WANDB API Key WANDB API 密钥
There is a machine learning service called “ WandB “ (Weights&Biases) . This is a service that displays the progress of learning in graphs to find the optimal settings, records and shares learning logs online, and kohya_ss can now use this service.有一种机器学习服务叫做“WandB”(Weights&Biases)。这是一项以图表形式显示学习进度以查找最佳设置、在线记录和分享学习日志的服务,kohya_ss 现在可以使用这项服务。 However, you will need an account for this service. After creating an account, you can get an “ API key” from https://app.wandb.ai/authorize . If you enter the acquired API key here, you will be automatically logged in when learning and you will be able to link with WandB services.
但是,您需要一个帐户才能使用此服务。创建帐户后,您可以从 https://app.wandb.ai/authorize 获取“API密钥”。如果您在此处输入获取的API密钥,您在学习时将自动登录,并且可以链接WandB服务。 I won’t go into details about WandB, but if you want to become a “LoRA craftsman”, give it a try.
关于WandB我就不多说了,但是如果你想成为“LoRA工匠”,不妨尝试一下。
WANDB Logging WANDB 日志记录
Here you can specify whether or not to record learning progress logs using the WandB service.此处您可以指定是否使用WandB服务记录学习进度日志。 The default is off, and when off, it logs in the form of a tool called ‘tensorboard’.

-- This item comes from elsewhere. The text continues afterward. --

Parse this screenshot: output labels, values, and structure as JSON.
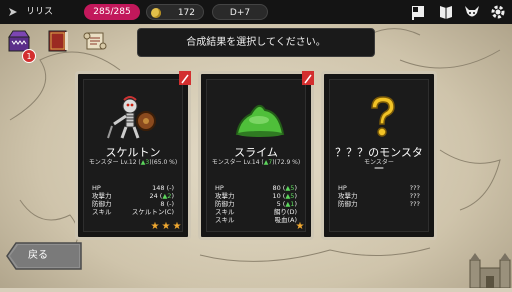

默认是关闭的,关闭时,它以名为“tensorboard”的工具的形式记录。
Sample images config 示例图像配置
If you want to check what image generation with LoRA looks like while learning, enter the image generation prompt here.如果您想在学习时检查 LoRA 的图像生成是什么样子,请在此处输入图像生成提示。 However, since LoRA has a relatively short learning time, there may not be much need for image generation tests.

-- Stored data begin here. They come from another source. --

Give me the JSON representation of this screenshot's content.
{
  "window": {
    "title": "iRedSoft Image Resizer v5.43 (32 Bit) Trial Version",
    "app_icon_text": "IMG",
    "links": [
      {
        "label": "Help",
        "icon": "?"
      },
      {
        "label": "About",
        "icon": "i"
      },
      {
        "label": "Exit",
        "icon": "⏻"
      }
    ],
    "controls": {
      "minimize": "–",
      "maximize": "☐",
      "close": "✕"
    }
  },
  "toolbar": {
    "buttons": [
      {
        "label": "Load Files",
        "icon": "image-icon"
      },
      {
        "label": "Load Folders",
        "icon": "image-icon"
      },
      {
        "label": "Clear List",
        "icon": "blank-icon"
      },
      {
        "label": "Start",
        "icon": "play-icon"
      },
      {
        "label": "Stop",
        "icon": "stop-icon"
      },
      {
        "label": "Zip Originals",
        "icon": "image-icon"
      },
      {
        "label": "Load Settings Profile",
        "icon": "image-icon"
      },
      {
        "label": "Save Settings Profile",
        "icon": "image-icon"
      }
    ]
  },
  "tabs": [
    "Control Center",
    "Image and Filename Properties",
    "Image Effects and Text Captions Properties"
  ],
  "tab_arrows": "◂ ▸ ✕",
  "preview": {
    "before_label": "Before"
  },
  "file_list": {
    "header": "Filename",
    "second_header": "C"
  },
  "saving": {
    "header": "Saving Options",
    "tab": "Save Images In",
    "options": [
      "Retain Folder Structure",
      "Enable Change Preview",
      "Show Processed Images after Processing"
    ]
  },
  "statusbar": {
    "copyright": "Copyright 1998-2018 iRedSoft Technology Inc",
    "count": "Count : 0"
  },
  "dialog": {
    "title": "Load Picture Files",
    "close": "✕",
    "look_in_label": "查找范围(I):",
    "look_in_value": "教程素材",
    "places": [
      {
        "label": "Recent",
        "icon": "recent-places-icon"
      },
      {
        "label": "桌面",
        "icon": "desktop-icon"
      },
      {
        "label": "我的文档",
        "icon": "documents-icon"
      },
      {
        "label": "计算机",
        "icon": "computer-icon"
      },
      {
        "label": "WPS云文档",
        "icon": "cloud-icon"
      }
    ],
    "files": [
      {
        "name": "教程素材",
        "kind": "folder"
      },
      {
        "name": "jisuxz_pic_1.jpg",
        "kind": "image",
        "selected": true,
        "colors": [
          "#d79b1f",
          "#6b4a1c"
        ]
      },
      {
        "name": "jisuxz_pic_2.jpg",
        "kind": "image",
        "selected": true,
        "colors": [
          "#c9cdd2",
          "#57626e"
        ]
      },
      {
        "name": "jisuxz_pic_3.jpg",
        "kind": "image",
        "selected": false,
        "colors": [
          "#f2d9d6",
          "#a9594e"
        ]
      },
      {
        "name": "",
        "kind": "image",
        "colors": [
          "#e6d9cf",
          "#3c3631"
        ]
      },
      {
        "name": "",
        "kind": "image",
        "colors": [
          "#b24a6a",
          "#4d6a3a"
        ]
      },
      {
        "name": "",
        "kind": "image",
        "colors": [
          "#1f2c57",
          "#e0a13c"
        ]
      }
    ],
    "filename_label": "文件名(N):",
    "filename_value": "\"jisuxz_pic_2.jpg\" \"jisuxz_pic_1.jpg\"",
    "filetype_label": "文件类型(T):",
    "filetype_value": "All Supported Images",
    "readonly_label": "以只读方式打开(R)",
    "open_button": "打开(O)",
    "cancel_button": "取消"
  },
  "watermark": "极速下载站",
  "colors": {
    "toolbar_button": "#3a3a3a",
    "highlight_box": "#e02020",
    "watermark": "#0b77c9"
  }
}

然而,由于LoRA的学习时间相对较短,因此可能不需要太多图像生成测试。
Sample every n steps
每n步采样一次
Specify at what step you want to generate an image during learning. For example, specifying 100 will generate an image every 100 steps.指定您想要在学习过程中的哪个步骤生成图像。例如,指定 100 将每 100 步生成一张图像。 Default is 0, if 0 no image is generated.
默认为 0,如果为 0,则不生成图像。
Sample every n epochs
每 n 个 epoch 采样一次
Specifies the number of epochs to generate images during training. For example, 2 will generate an image every 2 epochs.指定训练期间生成图像的纪元数。例如,2将每2个epoch生成一张图像。 Default is 0, if 0 no image is generated.
默认为 0,如果为 0,则不生成图像。
Sample sampler 样品取样器
Specifies the sampler to use for image generation . Many of the samplers specified here are the same as the samplers provided in the Stable Diffusion Web UI , so please refer to the web UI explanation site for details.指定用于图像生成的采样器。这里指定的许多采样器与 Stable Diffusion Web UI 中提供的采样器相同,因此请参阅 Web UI 解释网站了解详细信息。 The default is euler_a.
默认为 euler_a。
Sample prompts 提示示例
Enter the prompt here.在此输入提示。 However, you can enter other settings here than just prompts. If you want to enter other settings, specify the setting by combining two minus letters and alphabets like “—n”. For example, if you want to put “white, dog” in the negative prompt, write “—n white, dog”.
但是,您可以在此处输入除提示之外的其他设置。如果要输入其他设置,请通过组合两个减号字母和字母(如“—n”)来指定设置。例如,如果您想在否定提示中输入“white,dog”,请写“—nwhite,dog”。 Here are some commonly used settings:
以下是一些常用的设置: —n: negative prompt —n: 否定提示 —w: image width —w:图像宽度 —h: image height —h:图像高度 —d: Seeds —d:种子 —l: CFG Scale —l: CFG 比例 —s: number of steps
—s:步数 Default is blank. When the field is blank, the description example is displayed in faint color, so please refer to it.
默认为空。当该字段为空时,描述示例会以淡色显示,因此请参考。